In the quiet night-time coldness of the hall, she tried to hold on to the bigger picture, to imagine them all there with her, embracing the inevitable. Maya darling, I've got something to tell you. Niall, don't hate me, please. Cathal, bring her back at six. Then she tried to find a way of how she could continue to deny it, but neither scenario had any basis in reality. The only reality was what used to be.

"You're so good at feeling sorry for yourself," Niall sometimes told her, and she knew he was right. She was pitiful, pathetic, worse than bloody useless. But was it her fault?

Her family had always tried to make her believe that there was shame in admitting that Maya had not been conceived within the framework of a relationship, and so, as a compromise, she had chosen to remain silent about it. People believed what they wanted. They had done that for ten easy years. What they wanted to believe, of course, was that the child was Niall's. Nearly right. So nearly right that it hadn't mattered. Until now.

"Please don't, Cathal," she whispered. "Please."

She walked into the kitchen and saw a dent in the chair cushion where Maya had fallen asleep. She blinked away the image of Niall carrying her up to bed, her heart as ice-cold as the stone she was standing on.

A pile of clean T-shirts were ironing themselves on the Aga lid, insulating the handle and making it too hot to lift.

"Shit!" Emmy dropped the lid back onto the plate with a clang. "Shit, shit, shit!" She waited for someone to come racing down the stairs to find out what the noise was all about, but no one did. And why should they? If they were sleeping next to the person they cared most about, what was a crash downstairs to do with them?

She dragged a chair out and collapsed in it, her head on her arms, at the top of the table. She hated her capacity for self-indulgence. It almost made her sicker than the letter itself.

Roy Mundy's plumbing bill sat on a clean plate, her patterns and swatches underneath. Asha's place names were scattered around the empty glasses like clues in a ghostly treasure trail. "Daddy," she had written on Jonathan's, surrounded by love hearts.

What was this father-daughter thing?
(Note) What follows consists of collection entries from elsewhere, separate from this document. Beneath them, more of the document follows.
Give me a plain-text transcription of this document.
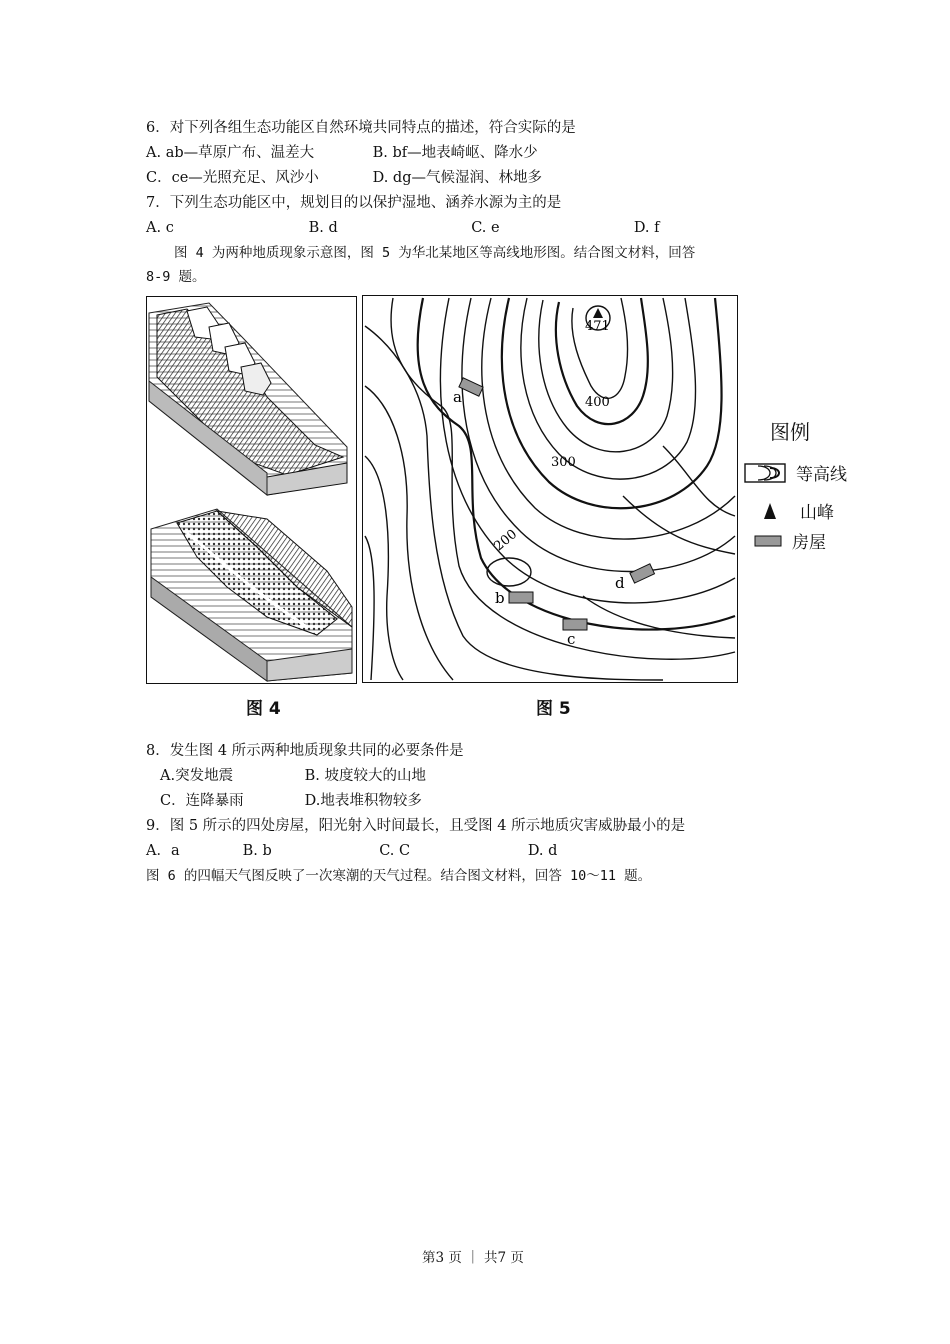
6．对下列各组生态功能区自然环境共同特点的描述，符合实际的是
A. ab—草原广布、温差大	B. bf—地表崎岖、降水少
C．ce—光照充足、风沙小	D. dg—气候湿润、林地多
7．下列生态功能区中，规划目的以保护湿地、涵养水源为主的是
A. c	B. d	C. e	D. f
图 4 为两种地质现象示意图，图 5 为华北某地区等高线地形图。结合图文材料，回答
8-9 题。
471
400
300
200
a
b
c
d
图例
等高线
山峰
房屋
图 4	图 5
8．发生图 4 所示两种地质现象共同的必要条件是
A.突发地震	B. 坡度较大的山地
C．连降暴雨	D.地表堆积物较多
9．图 5 所示的四处房屋，阳光射入时间最长，且受图 4 所示地质灾害威胁最小的是
A．a	B. b	C. C	D. d
图 6 的四幅天气图反映了一次寒潮的天气过程。结合图文材料，回答 10～11 题。
第3 页 ｜ 共7 页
It was hype peddled by armchair child psychologists, who would have a field day with her own case. She didn't feel anything much for her father, even though he had been her sole parent for most of her life.

She forced herself to think of the possibility of Anthony Hart's death, which as he was eighty-nine was inevitably hovering, but all she could see was the stoic, capable and grieving face of her eldest brother. Her father existed only in relation to her brothers. She couldn't remember even calling him Dad.

Then she thought of her mother, Iona, with her cigarette holder and the long zips down the back of her sleeveless dresses; and the tap at the back of her tired eyes finally turned itself on. She didn't know how long she cried, nor what exactly she was crying about, but it was one of those cries which, she could tell even without a mirror, would leave its telltale evidence across her face the next morning.

She splashed her swollen face with cold water from the kitchen tap, dried it on a new striped tea towel and tried to drink her camomile tea. The drink had soothed her through many a troubled night, but this cup tasted slimy and sickly. The bag felt as if she had dragged it up from the bottom of a forgotten pond.

As she tipped it down the sink, she felt as if the last ten years were going down the plughole with it. Life was no longer at all the same. Cathal's letter had killed all things familiar.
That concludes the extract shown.